David Cronenberg (79) and his fascination with the human body - for decades "Mister Bodyhorror" has indulged in meat fetishism in his films. This is also the case in his latest work "Crimes of the Future" with Viggo Mortensen (64), Léa Seydoux (37) and Kristen Stewart (32), which opens in cinemas on November 10th. Despite interesting food for thought, however, one cannot shake the feeling of having seen what is shown several times and better.
In the apparently not too distant future, human existence has changed radically. The "Accelerated Evolution Syndrome" ensures that the sensation of pain has largely died out. In addition, individuals develop a wide variety of deviations from the norm: a small boy, for example, feeds exclusively on plastic and is therefore viewed as a monster by his mother. Meanwhile, the body of a man named Saul Tenser (Mortensen) is constantly developing new organs that are cut out of him at regular intervals - but not just in any way.
Together with his assistant Caprice (Seydoux), he turns the operations into a show - an "unboxing" of the new organ as it were as an avant-garde live performance. During one of these events, Saul is noticed by a member of a secret movement who want to use his notoriety for their own purposes. The government, which is already critical of the rapid evolution of mankind, doesn't like that at all.
Supply will continue to mercilessly determine demand in the future. What you lack, you crave. Even if, like in "Crimes of the Future", it's the lost sense of pain. And so high society literally cuts itself in the hope of at least feeling something. "Surgery is the new sex," the young Timlin (Stewart) whispers lasciviously into the ear of performance artist Saul, who she particularly likes. Apparently, the upper class no longer practice the usual intercourse, the scalpel is responsible for the orgasm.
In "Crimes of the Future" Cronenberg's set pieces can be found in almost every one of his films. In "Crash" (1996) it was still car accidents that knew how to stimulate the libido of the main characters. In "Videodrome" (1983) it was TV torture videos that satisfied the (sensational) horniness. Now it's surgeries.
The topic of body modification is a good thing for the icon of body horror. Whether it's "Die Fliege" (1986), "The Brood" (1979) or "Shivers" (1975) - Cronenberg likes to let it proliferate in and/or on the body of his protagonists, including in his latest prank. Meanwhile, the organic pieces of furniture and surgical tools in Saul Tenser's house appear as if the set designer cobbled them together from leftovers from Cronenberg's "eXistenZ" (1999).

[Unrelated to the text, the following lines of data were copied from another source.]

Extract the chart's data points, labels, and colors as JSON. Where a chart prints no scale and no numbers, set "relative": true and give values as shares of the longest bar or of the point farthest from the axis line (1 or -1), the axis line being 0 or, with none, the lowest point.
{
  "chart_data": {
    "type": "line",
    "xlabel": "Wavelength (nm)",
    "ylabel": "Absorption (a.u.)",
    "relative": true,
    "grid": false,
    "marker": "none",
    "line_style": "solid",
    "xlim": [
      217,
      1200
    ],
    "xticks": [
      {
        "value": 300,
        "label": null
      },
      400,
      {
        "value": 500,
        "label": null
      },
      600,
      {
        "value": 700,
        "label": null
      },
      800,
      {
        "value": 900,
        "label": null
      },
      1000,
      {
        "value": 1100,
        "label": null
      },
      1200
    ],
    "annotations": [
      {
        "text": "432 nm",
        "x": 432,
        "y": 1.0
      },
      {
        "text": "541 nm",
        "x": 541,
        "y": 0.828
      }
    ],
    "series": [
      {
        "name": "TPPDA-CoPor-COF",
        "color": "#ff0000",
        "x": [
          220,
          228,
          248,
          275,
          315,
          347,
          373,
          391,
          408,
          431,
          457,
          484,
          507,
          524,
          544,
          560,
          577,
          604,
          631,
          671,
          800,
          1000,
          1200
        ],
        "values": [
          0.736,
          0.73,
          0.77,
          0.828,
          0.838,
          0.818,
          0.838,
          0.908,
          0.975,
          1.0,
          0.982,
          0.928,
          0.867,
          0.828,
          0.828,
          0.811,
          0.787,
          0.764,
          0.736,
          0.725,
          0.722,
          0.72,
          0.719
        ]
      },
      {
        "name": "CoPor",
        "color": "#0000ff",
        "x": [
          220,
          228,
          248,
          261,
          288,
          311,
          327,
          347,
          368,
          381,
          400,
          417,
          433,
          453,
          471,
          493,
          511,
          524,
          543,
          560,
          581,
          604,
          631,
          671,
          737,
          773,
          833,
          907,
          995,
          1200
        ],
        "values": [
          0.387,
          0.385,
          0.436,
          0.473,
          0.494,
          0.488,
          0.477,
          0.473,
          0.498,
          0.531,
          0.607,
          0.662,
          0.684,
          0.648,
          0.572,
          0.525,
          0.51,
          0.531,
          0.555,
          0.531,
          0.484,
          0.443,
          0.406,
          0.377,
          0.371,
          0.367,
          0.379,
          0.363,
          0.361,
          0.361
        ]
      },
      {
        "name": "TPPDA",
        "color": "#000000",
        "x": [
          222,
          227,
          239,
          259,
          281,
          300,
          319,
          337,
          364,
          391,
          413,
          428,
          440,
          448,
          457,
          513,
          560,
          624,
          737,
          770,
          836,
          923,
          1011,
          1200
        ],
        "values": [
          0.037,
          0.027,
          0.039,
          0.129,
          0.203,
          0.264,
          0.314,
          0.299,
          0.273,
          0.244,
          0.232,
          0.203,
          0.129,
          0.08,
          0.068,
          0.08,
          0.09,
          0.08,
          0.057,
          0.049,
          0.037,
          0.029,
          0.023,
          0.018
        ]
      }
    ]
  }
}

Even the absurd proportions of a future bureaucracy, embodied by the National Organ Registry investigator (Stewart) in "Crimes of the Future," feel familiar. For once not thanks to Cronenberg, but Terry Gilliams (81) "Brazil" (1985). In short: you've already seen everything in one way or another, even from family competition ten years ago.
Son Brandon Cronenberg (42) proved in 2012 with his film "Antiviral" that the apple does not fall far from the tree in terms of staging. In his social criticism, the familiar celebrity cult degenerates to such an extent that fans have their role models injected with diseases and eat artificial meat made from the cells of the celebrities. The son had a similarly morbid but more sophisticated trick than his old man had at hand.
With "Crimes of the Future" David Cronenberg asks numerous exciting questions, but articulates his answers. The strip looks like a melange of various works by the director and other filmmakers, with which - similar to the new organs of the main character Saul Tenser - you don't really know what to do with them. In addition, there are quite old-fashioned computer effects. Even die-hard Cronenberg fans should find his latest body cult too bloodless.